I’ve gotten really used to being treated simply as male, without any scarequotes or footnotes.  And the longer I live this way, the more right it feels for me.  My transition is over for the foreseeable future, and my body dysphoria has lessened significantly since my chest surgery.  At this point, my trans-ness exists as a treatable medical condition that is essentially no different from male hypogonadism.

Eventually, disclosing my trans status (or having my trans status disclosed) to acquaintances started feeling less comfortable.  I began noticing that I was treated differently by folks who knew my medical history–and not in a way that made me feel more understood and respected.  I started to feel like it actually limited people’s ability to understand me.  For example, most folks (who don’t know I’m trans) attribute my femininity to my queerness.  So do I.  I look, speak, and act like an effeminate queer man because I am one.  Instead of taking my gender expression for what it is, many people who know my trans status assume that it’s really some sort of residual femaleness.

In actuality, I don’t feel that I ever was female, and I don’t think that most things have anything whatsoever to do with my transness.  But as soon as most cis people are made aware that my birth assignment isn’t what they had expected, they relate pretty much everything back to my being trans.  Learning “the truth” tends to bring them further away from really understanding and respecting me than they would’ve been had they not found out.

When I enrolled in school back in September, I enrolled without disclosing my history to anyone.

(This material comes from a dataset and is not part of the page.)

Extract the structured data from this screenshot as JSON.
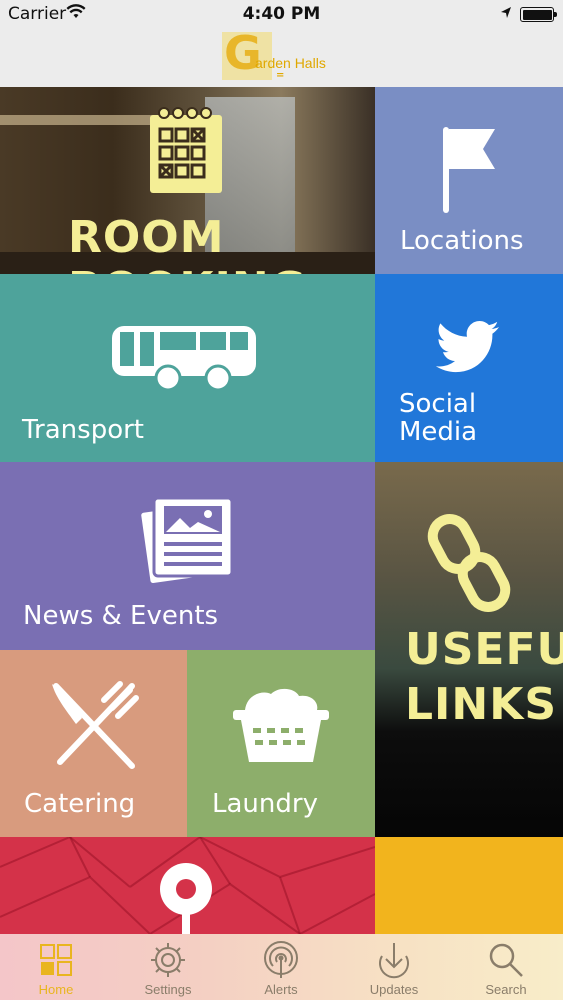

It hasn’t come up, and it hasn’t felt relevant to bring it up.  Sure, there are lots of opportunities to tell people.  I just don’t see a reason to.  I get plenty of chances to talk about being a survivor of family violence, too, but that’s hardly ever relevant, either.  People can get to know me professionally and personally without ever knowing many intimate details of my life.  They might be surprised if they learn some of those things later on, but people are always finding out what happens when they make assumptions about other people’s experiences.

Not so very long ago, I thought that it’d be dishonest for me to interact closely with someone and not disclose–that I’d be hiding something, or lying about my past or present.  Instead, I feel like I’m being seen for who I am, without other people’s misconceptions about gender or transition getting in my way, for the first time in my life.  It feels great.

As my life has gotten busier, my involvement in local and online trans community is taking a backseat to other considerations.  I don’t know to what extent I’ll be “out” or “stealth” in the future, but I suspect I will always keep my medical history private at work in school.  At this point, most of my close friends know my history, but I can’t even remember the last time I disclosed to a cis person outside of an activism setting (actually, it was probably when I corrected my Social Security information).  If this trend continues, I might eventually find myself almost completely stealth.  It’s still not something I’m particularly looking for, but I’m certainly not opposed.